# Meet-N-Greets???



## stelmon (Sep 21, 2000)

With the up coming winter I am sure there will be meet n greets hopefully all over the state of michigan. Even though I don't always have stuff to talk about, I always fine time in my busy week to get togather with buddies and here stories. I know everyone has obligations with family or sports team, ect. So here is a poll that can help plan more meet n greets and when more people will be available. I am going to put each day in the week because you never know. As fas as this goes, when is the next meet n greet for the south eastern side. Seems like the 1rst of the month is rolling around.


----------



## riverboy (Mar 20, 2002)

I would have to say a weekday just because, Im usally on a river during the weekend. But during the week might not be good either seeing how Im from Mid-Mich, there will be travel time and I start work at 5:30 am so a late night is no good either!

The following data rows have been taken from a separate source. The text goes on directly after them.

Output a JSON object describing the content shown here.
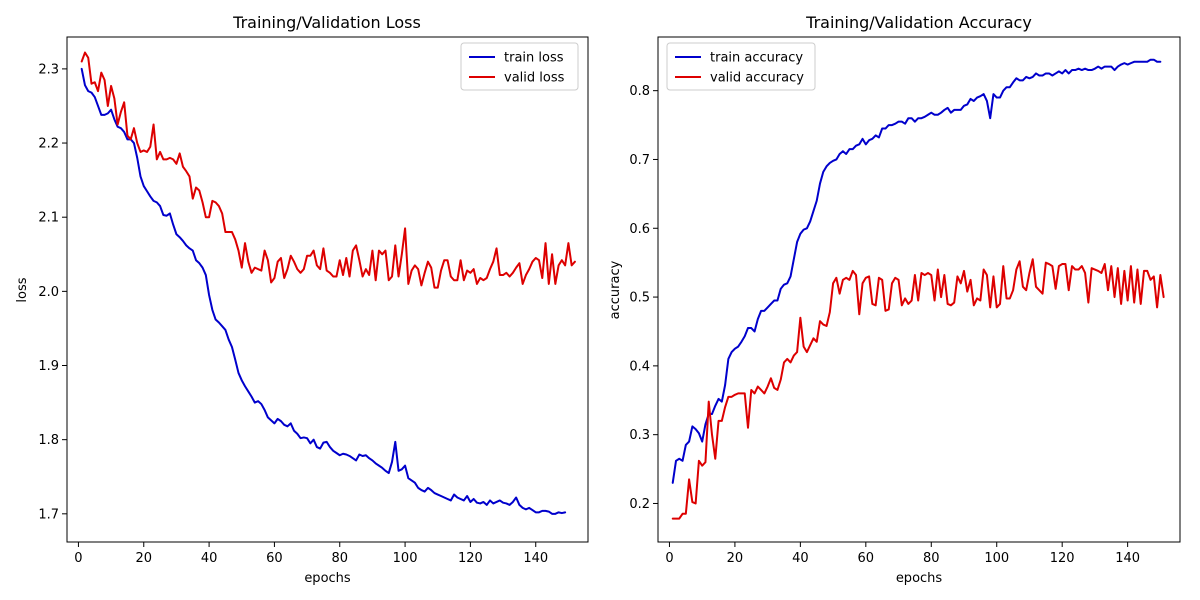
{
  "colors": {
    "train": "#0000cc",
    "valid": "#dd0000"
  },
  "chart_data": [
    {
      "type": "line",
      "title": "Training/Validation Loss",
      "xlabel": "epochs",
      "ylabel": "loss",
      "xlim": [
        -3.5,
        156
      ],
      "ylim": [
        1.662,
        2.343
      ],
      "xticks": [
        0,
        20,
        40,
        60,
        80,
        100,
        120,
        140
      ],
      "yticks": [
        1.7,
        1.8,
        1.9,
        2.0,
        2.1,
        2.2,
        2.3
      ],
      "ytick_labels": [
        "1.7",
        "1.8",
        "1.9",
        "2.0",
        "2.1",
        "2.2",
        "2.3"
      ],
      "legend_position": "upper-right",
      "grid": false,
      "series": [
        {
          "name": "train loss",
          "color": "#0000cc",
          "x_start": 1,
          "y": [
            2.3,
            2.278,
            2.27,
            2.268,
            2.262,
            2.25,
            2.238,
            2.238,
            2.24,
            2.245,
            2.232,
            2.222,
            2.22,
            2.215,
            2.205,
            2.205,
            2.2,
            2.18,
            2.155,
            2.142,
            2.135,
            2.128,
            2.122,
            2.12,
            2.115,
            2.103,
            2.102,
            2.105,
            2.09,
            2.077,
            2.073,
            2.068,
            2.062,
            2.058,
            2.055,
            2.042,
            2.038,
            2.032,
            2.022,
            1.995,
            1.975,
            1.962,
            1.958,
            1.953,
            1.948,
            1.935,
            1.925,
            1.908,
            1.89,
            1.88,
            1.872,
            1.865,
            1.858,
            1.85,
            1.852,
            1.848,
            1.84,
            1.83,
            1.826,
            1.822,
            1.828,
            1.825,
            1.82,
            1.818,
            1.822,
            1.812,
            1.808,
            1.802,
            1.803,
            1.802,
            1.795,
            1.8,
            1.79,
            1.788,
            1.796,
            1.797,
            1.79,
            1.785,
            1.782,
            1.779,
            1.781,
            1.78,
            1.778,
            1.775,
            1.772,
            1.78,
            1.778,
            1.779,
            1.775,
            1.772,
            1.768,
            1.765,
            1.762,
            1.758,
            1.755,
            1.77,
            1.797,
            1.758,
            1.76,
            1.765,
            1.748,
            1.745,
            1.742,
            1.735,
            1.732,
            1.73,
            1.735,
            1.732,
            1.728,
            1.726,
            1.724,
            1.722,
            1.72,
            1.718,
            1.726,
            1.722,
            1.72,
            1.718,
            1.724,
            1.716,
            1.72,
            1.715,
            1.714,
            1.716,
            1.712,
            1.718,
            1.714,
            1.716,
            1.718,
            1.715,
            1.714,
            1.712,
            1.716,
            1.722,
            1.712,
            1.708,
            1.706,
            1.708,
            1.705,
            1.702,
            1.702,
            1.704,
            1.704,
            1.703,
            1.7,
            1.7,
            1.702,
            1.701,
            1.702
          ]
        },
        {
          "name": "valid loss",
          "color": "#dd0000",
          "x_start": 1,
          "y": [
            2.31,
            2.322,
            2.315,
            2.28,
            2.282,
            2.27,
            2.295,
            2.285,
            2.25,
            2.277,
            2.26,
            2.225,
            2.242,
            2.255,
            2.21,
            2.205,
            2.22,
            2.2,
            2.188,
            2.19,
            2.188,
            2.195,
            2.225,
            2.178,
            2.188,
            2.178,
            2.178,
            2.18,
            2.178,
            2.172,
            2.186,
            2.168,
            2.162,
            2.155,
            2.125,
            2.14,
            2.136,
            2.12,
            2.1,
            2.1,
            2.122,
            2.12,
            2.115,
            2.105,
            2.08,
            2.08,
            2.08,
            2.07,
            2.055,
            2.032,
            2.065,
            2.04,
            2.025,
            2.032,
            2.03,
            2.028,
            2.055,
            2.042,
            2.012,
            2.018,
            2.04,
            2.045,
            2.018,
            2.03,
            2.048,
            2.04,
            2.03,
            2.025,
            2.03,
            2.048,
            2.048,
            2.055,
            2.035,
            2.03,
            2.058,
            2.028,
            2.025,
            2.02,
            2.02,
            2.042,
            2.022,
            2.045,
            2.02,
            2.055,
            2.062,
            2.042,
            2.02,
            2.03,
            2.022,
            2.055,
            2.015,
            2.055,
            2.05,
            2.055,
            2.015,
            2.02,
            2.062,
            2.02,
            2.05,
            2.085,
            2.01,
            2.028,
            2.035,
            2.03,
            2.008,
            2.025,
            2.04,
            2.032,
            2.005,
            2.005,
            2.028,
            2.042,
            2.042,
            2.02,
            2.015,
            2.015,
            2.042,
            2.015,
            2.028,
            2.025,
            2.03,
            2.01,
            2.018,
            2.015,
            2.018,
            2.03,
            2.04,
            2.058,
            2.022,
            2.022,
            2.025,
            2.02,
            2.025,
            2.032,
            2.038,
            2.01,
            2.022,
            2.03,
            2.04,
            2.045,
            2.042,
            2.018,
            2.065,
            2.01,
            2.05,
            2.01,
            2.035,
            2.042,
            2.035,
            2.065,
            2.035,
            2.04
          ]
        }
      ]
    },
    {
      "type": "line",
      "title": "Training/Validation Accuracy",
      "xlabel": "epochs",
      "ylabel": "accuracy",
      "xlim": [
        -3.5,
        156
      ],
      "ylim": [
        0.144,
        0.878
      ],
      "xticks": [
        0,
        20,
        40,
        60,
        80,
        100,
        120,
        140
      ],
      "yticks": [
        0.2,
        0.3,
        0.4,
        0.5,
        0.6,
        0.7,
        0.8
      ],
      "ytick_labels": [
        "0.2",
        "0.3",
        "0.4",
        "0.5",
        "0.6",
        "0.7",
        "0.8"
      ],
      "legend_position": "upper-left",
      "grid": false,
      "series": [
        {
          "name": "train accuracy",
          "color": "#0000cc",
          "x_start": 1,
          "y": [
            0.23,
            0.262,
            0.265,
            0.262,
            0.285,
            0.29,
            0.312,
            0.308,
            0.302,
            0.29,
            0.315,
            0.33,
            0.33,
            0.342,
            0.352,
            0.348,
            0.372,
            0.41,
            0.42,
            0.425,
            0.428,
            0.435,
            0.443,
            0.455,
            0.455,
            0.45,
            0.468,
            0.48,
            0.48,
            0.485,
            0.49,
            0.495,
            0.495,
            0.512,
            0.518,
            0.52,
            0.53,
            0.555,
            0.58,
            0.592,
            0.598,
            0.6,
            0.61,
            0.625,
            0.64,
            0.665,
            0.682,
            0.69,
            0.695,
            0.698,
            0.7,
            0.708,
            0.712,
            0.708,
            0.715,
            0.715,
            0.72,
            0.722,
            0.73,
            0.722,
            0.728,
            0.73,
            0.735,
            0.732,
            0.745,
            0.745,
            0.75,
            0.75,
            0.752,
            0.755,
            0.755,
            0.752,
            0.76,
            0.76,
            0.755,
            0.76,
            0.76,
            0.762,
            0.765,
            0.768,
            0.765,
            0.765,
            0.768,
            0.772,
            0.775,
            0.768,
            0.772,
            0.772,
            0.772,
            0.778,
            0.78,
            0.788,
            0.785,
            0.79,
            0.792,
            0.795,
            0.785,
            0.76,
            0.795,
            0.79,
            0.79,
            0.8,
            0.805,
            0.805,
            0.812,
            0.818,
            0.815,
            0.815,
            0.82,
            0.818,
            0.82,
            0.825,
            0.822,
            0.822,
            0.825,
            0.825,
            0.822,
            0.825,
            0.828,
            0.825,
            0.83,
            0.825,
            0.83,
            0.83,
            0.832,
            0.83,
            0.832,
            0.83,
            0.83,
            0.832,
            0.835,
            0.832,
            0.835,
            0.835,
            0.835,
            0.83,
            0.835,
            0.838,
            0.84,
            0.838,
            0.84,
            0.842,
            0.842,
            0.842,
            0.842,
            0.842,
            0.845,
            0.845,
            0.842,
            0.842
          ]
        },
        {
          "name": "valid accuracy",
          "color": "#dd0000",
          "x_start": 1,
          "y": [
            0.178,
            0.178,
            0.178,
            0.185,
            0.185,
            0.235,
            0.202,
            0.2,
            0.262,
            0.255,
            0.26,
            0.348,
            0.3,
            0.265,
            0.32,
            0.32,
            0.34,
            0.355,
            0.355,
            0.358,
            0.36,
            0.36,
            0.36,
            0.31,
            0.365,
            0.36,
            0.37,
            0.365,
            0.36,
            0.37,
            0.382,
            0.368,
            0.365,
            0.38,
            0.405,
            0.41,
            0.405,
            0.415,
            0.42,
            0.47,
            0.428,
            0.42,
            0.43,
            0.44,
            0.435,
            0.465,
            0.46,
            0.458,
            0.478,
            0.52,
            0.528,
            0.505,
            0.525,
            0.528,
            0.525,
            0.538,
            0.532,
            0.475,
            0.52,
            0.528,
            0.53,
            0.49,
            0.488,
            0.528,
            0.525,
            0.48,
            0.482,
            0.52,
            0.528,
            0.525,
            0.488,
            0.498,
            0.49,
            0.495,
            0.532,
            0.495,
            0.535,
            0.532,
            0.535,
            0.532,
            0.495,
            0.54,
            0.5,
            0.532,
            0.49,
            0.488,
            0.492,
            0.53,
            0.52,
            0.538,
            0.508,
            0.525,
            0.488,
            0.498,
            0.495,
            0.54,
            0.532,
            0.485,
            0.53,
            0.485,
            0.49,
            0.545,
            0.498,
            0.498,
            0.51,
            0.54,
            0.552,
            0.515,
            0.51,
            0.535,
            0.555,
            0.515,
            0.51,
            0.505,
            0.55,
            0.548,
            0.545,
            0.512,
            0.545,
            0.548,
            0.548,
            0.51,
            0.545,
            0.54,
            0.54,
            0.545,
            0.535,
            0.492,
            0.542,
            0.54,
            0.538,
            0.535,
            0.548,
            0.51,
            0.545,
            0.5,
            0.542,
            0.49,
            0.538,
            0.495,
            0.545,
            0.492,
            0.54,
            0.49,
            0.538,
            0.538,
            0.525,
            0.53,
            0.485,
            0.532,
            0.5
          ]
        }
      ]
    }
  ]
}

But if we started them early say around 6 or so that wouldnt be to bad


----------



## Kevin (Oct 4, 2000)

I have been hunting either Wednesdays or Thursdays, then either Sat or Sun.

I would propose Mondays, (I usually have a beer and watch Monday Night Football anyway  )

My availability has not been reliable enough to plan for, though, so whatever everyone else decides, I will just do my darndest to make it.

M-N-G's are a lot of fun, let's try to keep them going.

Kevin


----------